One pro­cess the batter must go through in planning the swing is to estimate the duration of his own movement. Poulton (1974) termed this “effector anticipation.” Therefore, the batter selects a MT, then initiates this action at such a time that the ­middle of the movement coincides with the arrival of the ball at the plate. If the ­actual MT is dif­fer­ent from the one predicted, the ­middle of the movement ­will be too early or late, causing timing errors in hitting the ball. ­Because reduced MT increases movement timing consistency (figure 6.11), the movement's ­actual duration ­will be closer to the batter's estimate. This ­will result in greater accuracy in hitting the ball, particularly in terms of the timing aspects (see also Schmidt, 1969).

FIGURE 6.11 The effect of average MT duration on the variability of timing.
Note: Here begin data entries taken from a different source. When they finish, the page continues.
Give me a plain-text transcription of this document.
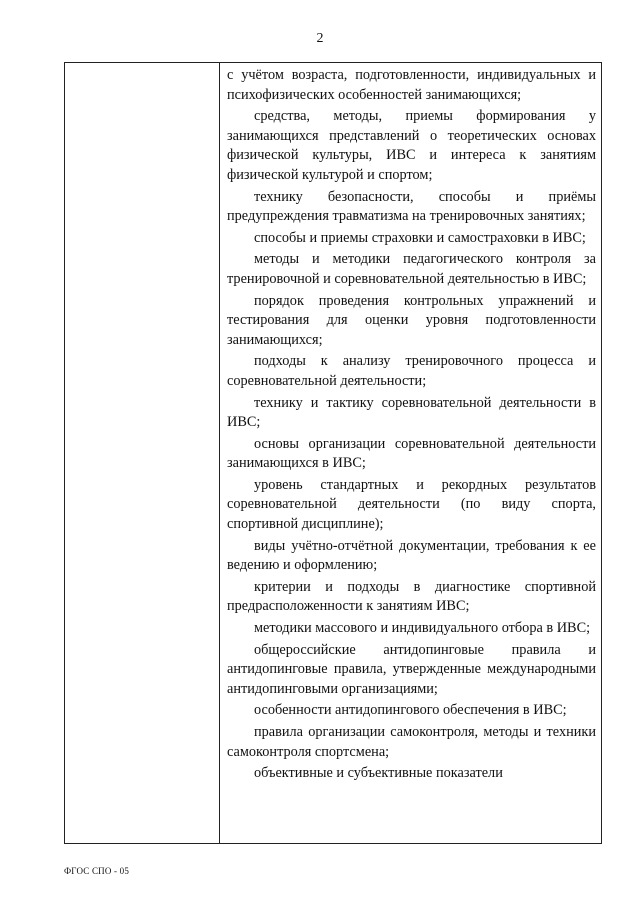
2

с учётом возраста, подготовленности, индивидуальных и психофизических особенностей занимающихся;

средства, методы, приемы формирования у занимающихся представлений о теоретических основах физической культуры, ИВС и интереса к занятиям физической культурой и спортом;

технику безопасности, способы и приёмы предупреждения травматизма на тренировочных занятиях;

способы и приемы страховки и самостраховки в ИВС;

методы и методики педагогического контроля за тренировочной и соревновательной деятельностью в ИВС;

порядок проведения контрольных упражнений и тестирования для оценки уровня подготовленности занимающихся;

подходы к анализу тренировочного процесса и соревновательной деятельности;

технику и тактику соревновательной деятельности в ИВС;

основы организации соревновательной деятельности занимающихся в ИВС;

уровень стандартных и рекордных результатов соревновательной деятельности (по виду спорта, спортивной дисциплине);

виды учётно-отчётной документации, требования к ее ведению и оформлению;

критерии и подходы в диагностике спортивной предрасположенности к занятиям ИВС;

методики массового и индивидуального отбора в ИВС;

общероссийские антидопинговые правила и антидопинговые правила, утвержденные международными антидопинговыми организациями;

особенности антидопингового обеспечения в ИВС;

правила организации самоконтроля, методы и техники самоконтроля спортсмена;

объективные и субъективные показатели

ФГОС СПО - 05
Figure 6.11 The effect of average MT duration on the variability of timing. As MT decreases (i.e., movements are made faster), the variability of timing decreases (i.e., becomes more stable).

Movement Spatial Accuracy

Making the movement faster also influences spatial accuracy, as discussed ­earlier. If the movement is already relatively slow, instructions to decrease the MT have a detrimental effect on accuracy in hitting the ball. However, most bat swing movements are already quite fast, near the performer's limits in producing force. Recall that when movements are very fast and forceful, reducing the MT tends to increase—­not decrease—­accuracy (figure 6.11), ­because the force variability decreases in this range with decreases in MT (figure 6.6). Therefore, reducing the MT when it is already quite short results in improved spatial accuracy, giving more frequent ball contact.

Ball Impact

Fi­nally, of course, a faster swing gives more impact to the ball if it is hit—­a critical ­factor in the par­tic­u­lar game of baseball. Increasing the load by having a heavier bat can improve spatial accuracy (Schmidt & Sherwood, 1982) and would have only minimal negative effects on movement speed. Clearly, both added bat mass and a faster MT contribute to greater impact with the ball if and when it is hit.


Nearly ­every ­factor associated with decreased bat swing MT discussed ­here would be expected to influence the chances of hitting the ball. Perhaps understanding ­these ­factors makes it clearer why professional batters seem to swing with near maximal speeds.